朗月伸出食指抵在唇間,比了一個“噓”的手勢,嘻嘻笑著點頭。
朗頌的心態一直都挺平穩,到了下午,他幫朗月剃了耳后黑亮柔軟的頭發,目送著朗月被推進入手術室才遲緩地感覺到了讓心跳紊亂的緊張慌亂。
孫諺識也沒鎮定到哪里去,雖然嘴上沒吭聲,但來回揉搓的雙手出賣了他。昨天晚上他夢到朗月手術出了意外,沒能成功植入耳蝸,驚得他出了一身冷汗,而后就再也沒能睡著,此刻他心里和腦子里都沉甸甸的。
鄭燁提著從販賣機買來的水分給眾人,最后將一瓶咖啡遞到孫諺識面前:“給,你要的咖啡。”
孫諺識伸手接過,同時也接收了鄭燁投來的“聊兩句”的眼神,他起身跟著鄭燁走到了角落。

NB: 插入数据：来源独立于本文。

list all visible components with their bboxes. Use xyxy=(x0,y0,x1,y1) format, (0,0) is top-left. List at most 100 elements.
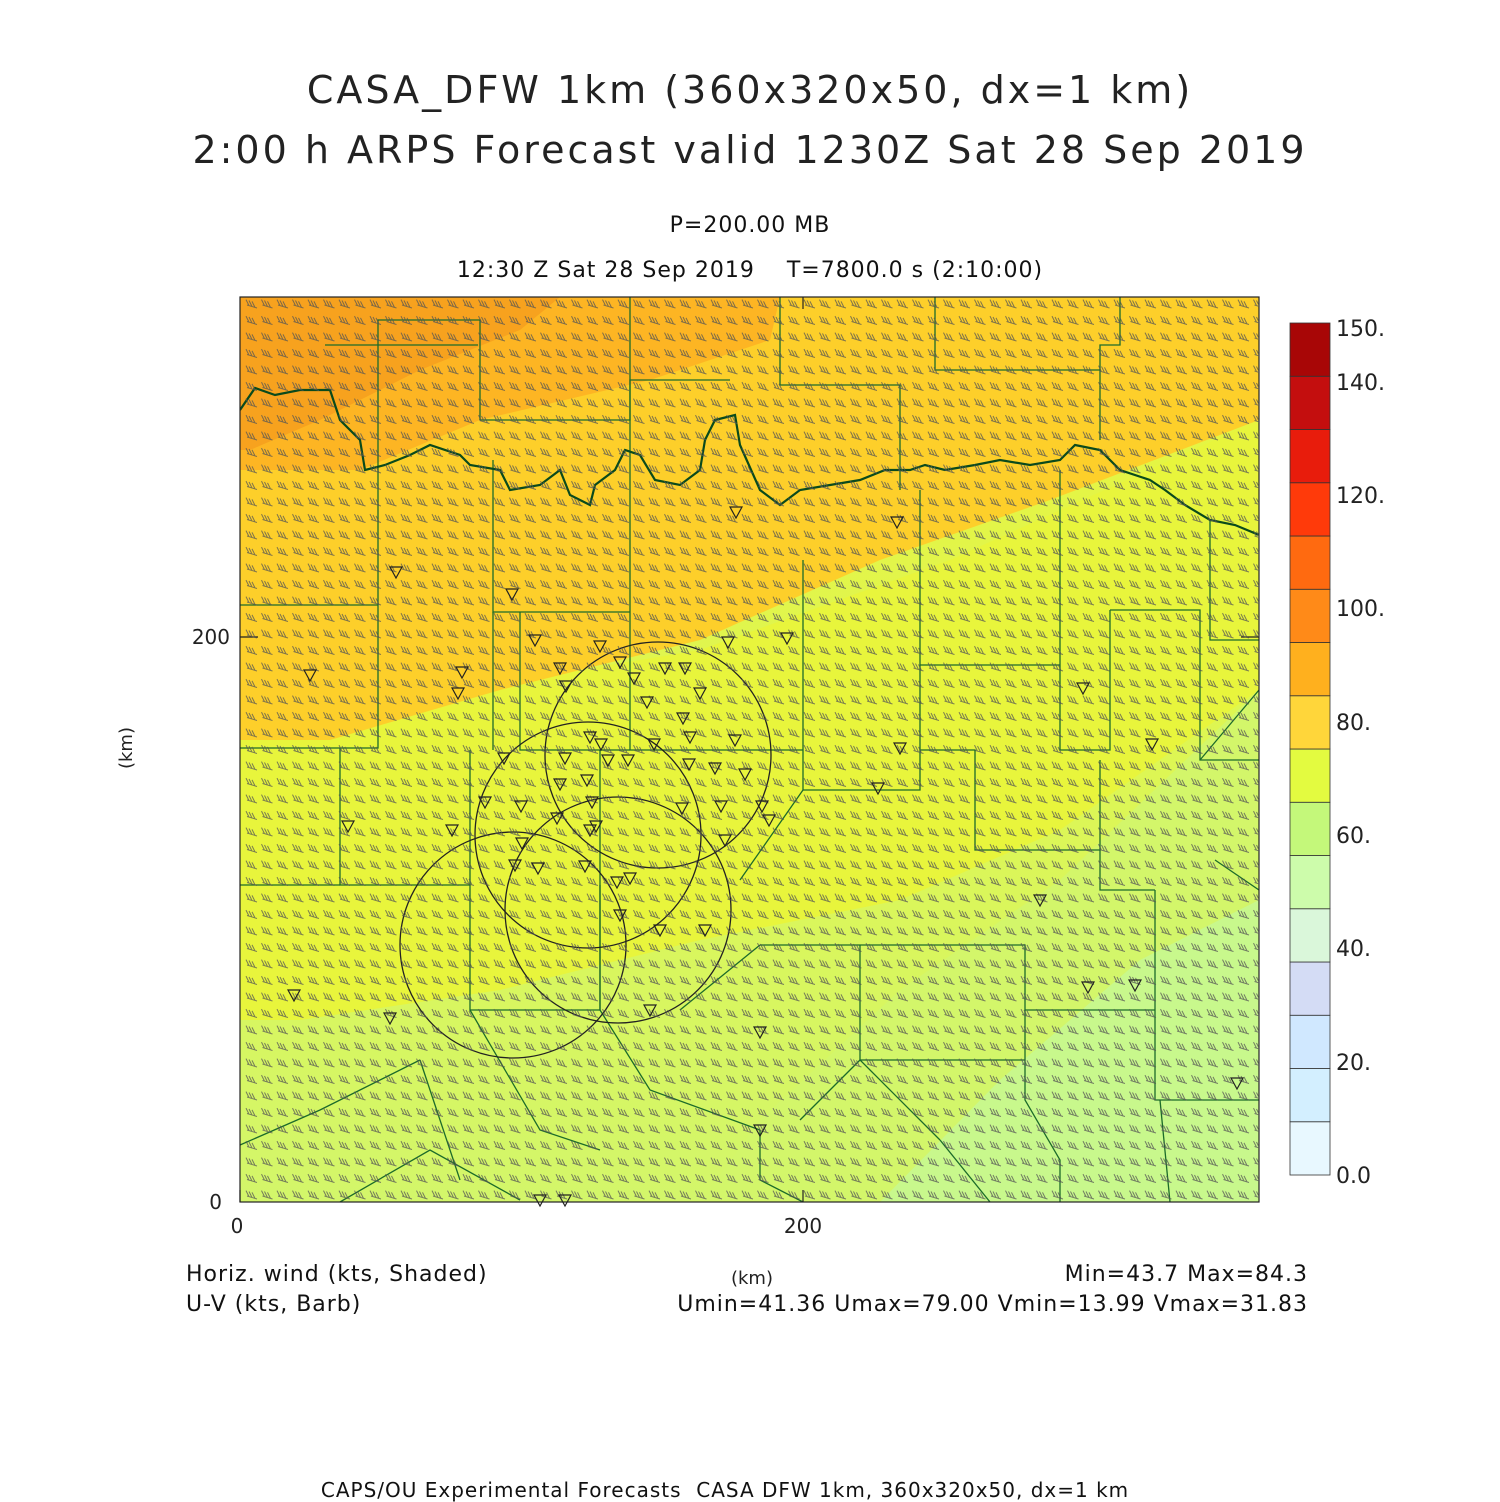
colorbar-swatch xyxy=(1289,1068,1331,1123)
colorbar-swatch xyxy=(1289,482,1331,537)
colorbar-swatch xyxy=(1289,642,1331,697)
colorbar-swatch xyxy=(1289,375,1331,430)
colorbar-swatch xyxy=(1289,322,1331,377)
station-marker xyxy=(720,636,736,650)
station-marker xyxy=(692,687,708,701)
colorbar-swatch xyxy=(1289,855,1331,910)
y-axis-label: (km) xyxy=(116,727,137,769)
credit-line: CAPS/OU Experimental Forecasts CASA DFW … xyxy=(320,1478,1130,1502)
station-marker xyxy=(622,872,638,886)
colorbar-swatch xyxy=(1289,695,1331,750)
title-line-2: 2:00 h ARPS Forecast valid 1230Z Sat 28 … xyxy=(192,128,1308,172)
y-tick-200: 200 xyxy=(192,625,230,649)
colorbar-swatch xyxy=(1289,588,1331,643)
station-marker xyxy=(1080,981,1096,995)
colorbar-swatch xyxy=(1289,961,1331,1016)
station-marker xyxy=(697,924,713,938)
plot-frame xyxy=(239,296,1260,1203)
station-marker xyxy=(779,632,795,646)
colorbar-label: 150. xyxy=(1336,317,1385,342)
colorbar-label: 120. xyxy=(1336,484,1385,509)
station-marker xyxy=(626,672,642,686)
uv-min-max: Umin=41.36 Umax=79.00 Vmin=13.99 Vmax=31… xyxy=(677,1292,1308,1317)
station-marker xyxy=(532,1194,548,1208)
station-marker xyxy=(588,820,604,834)
station-marker xyxy=(388,566,404,580)
station-marker xyxy=(682,731,698,745)
station-marker xyxy=(728,506,744,520)
station-marker xyxy=(577,860,593,874)
station-marker xyxy=(713,800,729,814)
station-marker xyxy=(382,1012,398,1026)
colorbar-label: 40. xyxy=(1336,937,1371,962)
colorbar-swatch xyxy=(1289,908,1331,963)
station-marker xyxy=(530,862,546,876)
station-marker xyxy=(1075,682,1091,696)
colorbar-swatch xyxy=(1289,429,1331,484)
station-marker xyxy=(507,859,523,873)
station-marker xyxy=(1032,894,1048,908)
station-marker xyxy=(642,1004,658,1018)
station-marker xyxy=(752,1026,768,1040)
station-marker xyxy=(612,909,628,923)
station-marker xyxy=(1229,1077,1245,1091)
colorbar-label: 100. xyxy=(1336,597,1385,622)
station-marker xyxy=(675,712,691,726)
pressure-level: P=200.00 MB xyxy=(669,213,831,238)
station-marker xyxy=(584,796,600,810)
station-markers xyxy=(286,506,1245,1208)
station-marker xyxy=(889,516,905,530)
station-marker xyxy=(674,802,690,816)
station-marker xyxy=(892,742,908,756)
x-tick-200: 200 xyxy=(784,1214,822,1238)
station-marker xyxy=(870,782,886,796)
colorbar-label: 20. xyxy=(1336,1051,1371,1076)
y-tick-0: 0 xyxy=(209,1190,222,1214)
colorbar-swatch xyxy=(1289,1121,1331,1176)
barb-field xyxy=(245,299,1259,1200)
station-marker xyxy=(592,640,608,654)
station-marker xyxy=(620,754,636,768)
colorbar-swatch xyxy=(1289,535,1331,590)
station-marker xyxy=(609,876,625,890)
station-marker xyxy=(652,924,668,938)
yellow-band xyxy=(240,420,1259,1020)
station-marker xyxy=(677,662,693,676)
station-marker xyxy=(737,768,753,782)
station-marker xyxy=(552,662,568,676)
colorbar-swatch xyxy=(1289,748,1331,803)
title-line-1: CASA_DFW 1km (360x320x50, dx=1 km) xyxy=(306,68,1194,112)
station-marker xyxy=(593,738,609,752)
x-axis-label: (km) xyxy=(731,1268,773,1289)
station-marker xyxy=(514,837,530,851)
station-marker xyxy=(302,669,318,683)
colorbar-swatch xyxy=(1289,801,1331,856)
legend-barb: U-V (kts, Barb) xyxy=(186,1292,362,1317)
station-marker xyxy=(707,762,723,776)
station-marker xyxy=(557,752,573,766)
station-marker xyxy=(752,1124,768,1138)
station-marker xyxy=(557,1194,573,1208)
min-max: Min=43.7 Max=84.3 xyxy=(1064,1262,1308,1287)
colorbar: 0.0 20. 40. 60. 80. 100. 120. 140. 150. xyxy=(1289,317,1385,1189)
station-marker xyxy=(1127,979,1143,993)
station-marker xyxy=(612,656,628,670)
colorbar-label: 140. xyxy=(1336,371,1385,396)
station-marker xyxy=(286,989,302,1003)
station-marker xyxy=(454,666,470,680)
legend-shaded: Horiz. wind (kts, Shaded) xyxy=(186,1262,488,1287)
station-marker xyxy=(717,834,733,848)
shaded-field xyxy=(240,297,1259,1202)
station-marker xyxy=(558,680,574,694)
station-marker xyxy=(552,778,568,792)
station-marker xyxy=(754,800,770,814)
station-marker xyxy=(527,634,543,648)
wind-barbs xyxy=(245,299,1259,1200)
station-marker xyxy=(450,687,466,701)
colorbar-label: 0.0 xyxy=(1336,1164,1371,1189)
x-tick-0: 0 xyxy=(231,1214,244,1238)
station-marker xyxy=(1144,738,1160,752)
county-boundaries xyxy=(240,297,1259,1202)
station-marker xyxy=(444,824,460,838)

其實鄭燁想說的事沒那麼急,只是見孫諺識過于不安,想分散一下他的注意力。
“有事要說?”孫諺識擰開瓶蓋,問道。
鄭燁用右肩倚著醫院潔白的墻壁,頓了兩秒才說:“咱班這個月底要弄個同學聚會,你來不?”
他說的同學聚會指得當然是高中同學聚會,這是個持續了十來年的老活動,從他們進大學那一年起,每年都要抽出時間來聚一聚,一般都在國慶期間。
大學期間孫諺識每年都參加,但后來性取向被迫公開后便不去了。
江城是個不大的城市,他從戒同所逃離出來,又和父母的關系徹底斷裂后,他是同性戀的事就不脛而走,當年的小學、高中同學自然也都聽聞了此事。
孫諺識并不是怕被老同學歧視、嘲笑,他的同齡人大多都接受過高等教育,也處于信息爆炸時代,不斷接收著新鮮事物,對大多數人來說,同性戀不是什麼難以接受的事物。而且他的人緣一直不錯,即便真的有人無法接受,也會選擇溫和一些的方式敬而遠之。
可是再開明包容的社會也不可能讓所有人都認同同性戀,再好的人緣也不可能讓所有人都喜歡。
就在孫諺識躲藏起來,努力擺脫戒同所的陰影時,高中期間和他鮮有接觸的一位男同學在得知他是同性戀后,不斷通過社交媒體指名道姓辱罵他是變態,是神經病,還在高中以及孫諺識大學的貼吧里發布諸多極端言論。